The real battle is not what you see, but what you do not perceive. Our campaigns are not against flesh and blood. The weapons of our warfare should not be flesh and blood, but arsenal from the spiritual domain. It is crucial that you know where the artillery should come from when fighting spiritual warfare: they come from God. They are expressions or manifestations of the work of the Spirit in our lives.
Rather than reacting in anger—the weapons of human reasoning, we can respond with humility—the weakness of Christ. When we live out the weakness of Christ in our lives, we are manifesting the work of the Holy Spirit.

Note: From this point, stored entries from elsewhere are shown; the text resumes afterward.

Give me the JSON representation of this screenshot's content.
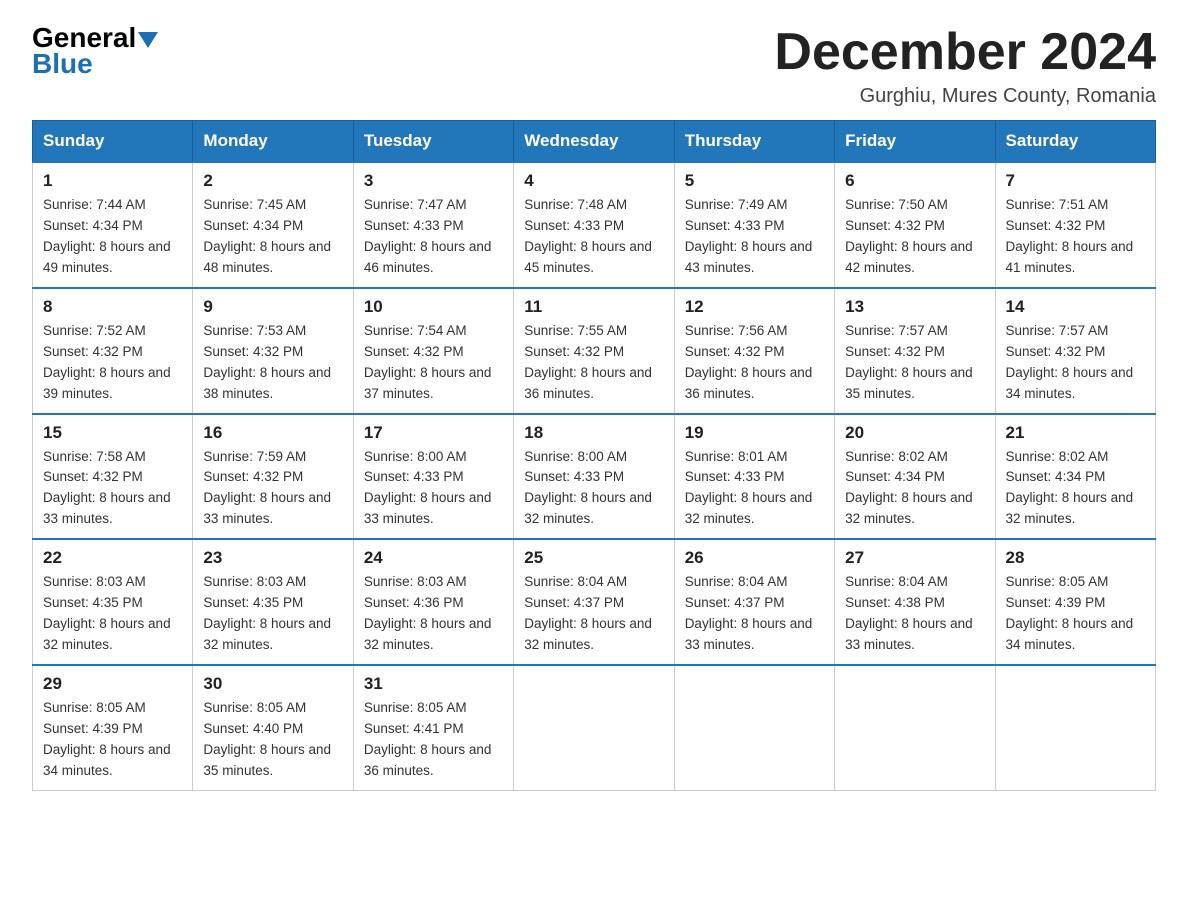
{
  "header": {
    "logo": {
      "general": "General",
      "blue": "Blue"
    },
    "title": "December 2024",
    "location": "Gurghiu, Mures County, Romania"
  },
  "weekdays": [
    "Sunday",
    "Monday",
    "Tuesday",
    "Wednesday",
    "Thursday",
    "Friday",
    "Saturday"
  ],
  "weeks": [
    [
      {
        "day": "1",
        "sunrise": "7:44 AM",
        "sunset": "4:34 PM",
        "daylight": "8 hours and 49 minutes."
      },
      {
        "day": "2",
        "sunrise": "7:45 AM",
        "sunset": "4:34 PM",
        "daylight": "8 hours and 48 minutes."
      },
      {
        "day": "3",
        "sunrise": "7:47 AM",
        "sunset": "4:33 PM",
        "daylight": "8 hours and 46 minutes."
      },
      {
        "day": "4",
        "sunrise": "7:48 AM",
        "sunset": "4:33 PM",
        "daylight": "8 hours and 45 minutes."
      },
      {
        "day": "5",
        "sunrise": "7:49 AM",
        "sunset": "4:33 PM",
        "daylight": "8 hours and 43 minutes."
      },
      {
        "day": "6",
        "sunrise": "7:50 AM",
        "sunset": "4:32 PM",
        "daylight": "8 hours and 42 minutes."
      },
      {
        "day": "7",
        "sunrise": "7:51 AM",
        "sunset": "4:32 PM",
        "daylight": "8 hours and 41 minutes."
      }
    ],
    [
      {
        "day": "8",
        "sunrise": "7:52 AM",
        "sunset": "4:32 PM",
        "daylight": "8 hours and 39 minutes."
      },
      {
        "day": "9",
        "sunrise": "7:53 AM",
        "sunset": "4:32 PM",
        "daylight": "8 hours and 38 minutes."
      },
      {
        "day": "10",
        "sunrise": "7:54 AM",
        "sunset": "4:32 PM",
        "daylight": "8 hours and 37 minutes."
      },
      {
        "day": "11",
        "sunrise": "7:55 AM",
        "sunset": "4:32 PM",
        "daylight": "8 hours and 36 minutes."
      },
      {
        "day": "12",
        "sunrise": "7:56 AM",
        "sunset": "4:32 PM",
        "daylight": "8 hours and 36 minutes."
      },
      {
        "day": "13",
        "sunrise": "7:57 AM",
        "sunset": "4:32 PM",
        "daylight": "8 hours and 35 minutes."
      },
      {
        "day": "14",
        "sunrise": "7:57 AM",
        "sunset": "4:32 PM",
        "daylight": "8 hours and 34 minutes."
      }
    ],
    [
      {
        "day": "15",
        "sunrise": "7:58 AM",
        "sunset": "4:32 PM",
        "daylight": "8 hours and 33 minutes."
      },
      {
        "day": "16",
        "sunrise": "7:59 AM",
        "sunset": "4:32 PM",
        "daylight": "8 hours and 33 minutes."
      },
      {
        "day": "17",
        "sunrise": "8:00 AM",
        "sunset": "4:33 PM",
        "daylight": "8 hours and 33 minutes."
      },
      {
        "day": "18",
        "sunrise": "8:00 AM",
        "sunset": "4:33 PM",
        "daylight": "8 hours and 32 minutes."
      },
      {
        "day": "19",
        "sunrise": "8:01 AM",
        "sunset": "4:33 PM",
        "daylight": "8 hours and 32 minutes."
      },
      {
        "day": "20",
        "sunrise": "8:02 AM",
        "sunset": "4:34 PM",
        "daylight": "8 hours and 32 minutes."
      },
      {
        "day": "21",
        "sunrise": "8:02 AM",
        "sunset": "4:34 PM",
        "daylight": "8 hours and 32 minutes."
      }
    ],
    [
      {
        "day": "22",
        "sunrise": "8:03 AM",
        "sunset": "4:35 PM",
        "daylight": "8 hours and 32 minutes."
      },
      {
        "day": "23",
        "sunrise": "8:03 AM",
        "sunset": "4:35 PM",
        "daylight": "8 hours and 32 minutes."
      },
      {
        "day": "24",
        "sunrise": "8:03 AM",
        "sunset": "4:36 PM",
        "daylight": "8 hours and 32 minutes."
      },
      {
        "day": "25",
        "sunrise": "8:04 AM",
        "sunset": "4:37 PM",
        "daylight": "8 hours and 32 minutes."
      },
      {
        "day": "26",
        "sunrise": "8:04 AM",
        "sunset": "4:37 PM",
        "daylight": "8 hours and 33 minutes."
      },
      {
        "day": "27",
        "sunrise": "8:04 AM",
        "sunset": "4:38 PM",
        "daylight": "8 hours and 33 minutes."
      },
      {
        "day": "28",
        "sunrise": "8:05 AM",
        "sunset": "4:39 PM",
        "daylight": "8 hours and 34 minutes."
      }
    ],
    [
      {
        "day": "29",
        "sunrise": "8:05 AM",
        "sunset": "4:39 PM",
        "daylight": "8 hours and 34 minutes."
      },
      {
        "day": "30",
        "sunrise": "8:05 AM",
        "sunset": "4:40 PM",
        "daylight": "8 hours and 35 minutes."
      },
      {
        "day": "31",
        "sunrise": "8:05 AM",
        "sunset": "4:41 PM",
        "daylight": "8 hours and 36 minutes."
      },
      null,
      null,
      null,
      null
    ]
  ]
}
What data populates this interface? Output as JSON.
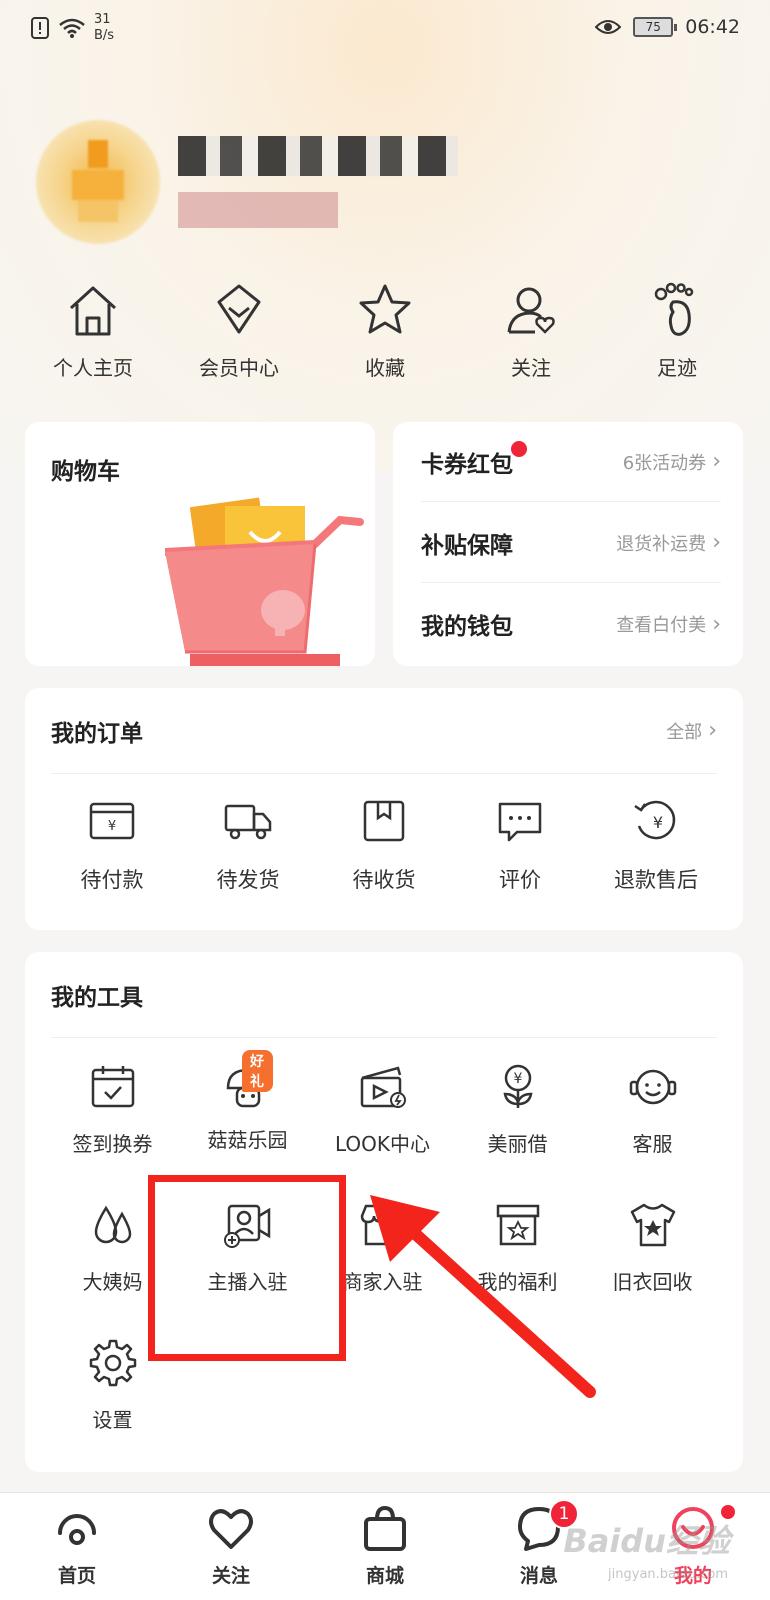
{
  "status_bar": {
    "speed_value": "31",
    "speed_unit": "B/s",
    "battery": "75",
    "time": "06:42"
  },
  "quick_nav": [
    {
      "label": "个人主页",
      "icon": "home-icon"
    },
    {
      "label": "会员中心",
      "icon": "diamond-icon"
    },
    {
      "label": "收藏",
      "icon": "star-icon"
    },
    {
      "label": "关注",
      "icon": "person-heart-icon"
    },
    {
      "label": "足迹",
      "icon": "footprint-icon"
    }
  ],
  "cart": {
    "title": "购物车"
  },
  "wallet": [
    {
      "title": "卡券红包",
      "hint": "6张活动券",
      "dot": true
    },
    {
      "title": "补贴保障",
      "hint": "退货补运费"
    },
    {
      "title": "我的钱包",
      "hint": "查看白付美"
    }
  ],
  "orders": {
    "title": "我的订单",
    "more": "全部",
    "items": [
      {
        "label": "待付款",
        "icon": "wallet-icon"
      },
      {
        "label": "待发货",
        "icon": "truck-icon"
      },
      {
        "label": "待收货",
        "icon": "package-icon"
      },
      {
        "label": "评价",
        "icon": "comment-icon"
      },
      {
        "label": "退款售后",
        "icon": "refund-icon"
      }
    ]
  },
  "tools": {
    "title": "我的工具",
    "items": [
      {
        "label": "签到换券",
        "icon": "calendar-check-icon"
      },
      {
        "label": "菇菇乐园",
        "icon": "mushroom-icon",
        "badge": "好礼"
      },
      {
        "label": "LOOK中心",
        "icon": "clapper-icon"
      },
      {
        "label": "美丽借",
        "icon": "yen-flower-icon"
      },
      {
        "label": "客服",
        "icon": "headset-icon"
      },
      {
        "label": "大姨妈",
        "icon": "drops-icon"
      },
      {
        "label": "主播入驻",
        "icon": "streamer-add-icon"
      },
      {
        "label": "商家入驻",
        "icon": "shop-add-icon"
      },
      {
        "label": "我的福利",
        "icon": "gift-box-icon"
      },
      {
        "label": "旧衣回收",
        "icon": "tshirt-star-icon"
      },
      {
        "label": "设置",
        "icon": "gear-icon"
      }
    ]
  },
  "bottom_nav": [
    {
      "label": "首页",
      "icon": "home-swirl-icon"
    },
    {
      "label": "关注",
      "icon": "heart-icon"
    },
    {
      "label": "商城",
      "icon": "bag-icon"
    },
    {
      "label": "消息",
      "icon": "chat-bubble-icon",
      "badge": "1"
    },
    {
      "label": "我的",
      "icon": "smile-profile-icon",
      "active": true
    }
  ],
  "watermark": {
    "text": "Baidu经验",
    "sub": "jingyan.baidu.com"
  },
  "colors": {
    "accent": "#f0425a",
    "badge_red": "#f02438",
    "highlight": "#f2241b"
  }
}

A soft answer turns away wrath, but a harsh word stirs up anger. – Proverbs 15:1
Though many people perceive humility to be foolish, according to our world’s way of fighting, it is the power of God. It is just one of our many spiritual weapons. If you try to fight spiritual battles with worldly weapons, you lose. Let me repeat it: you will lose.
The nature of the conflict determines the kind of weapons we use. Worldly weapons can get you your way at the moment, but you will lose spiritually and relationally. Anger, for example, does not produce the righteous life that God calls you to (James 1:20).
When in a war, you are doing battle from a position of strength if you want to win. When it comes to spiritual warfare, be sure it is not your strength you are taking into battle. The power you need is the mighty hand of God.
Here are nine manifestations of the Spirit that will enable you to fight a good fight in the spiritual realm: love, joy, peace, patience, kindness, goodness, faithfulness, gentleness, and self-control (Galatians 5:22-23).
If you only take these nine expressions of the Spirit with you into battle, you will do well when you go to fight in the unseen world.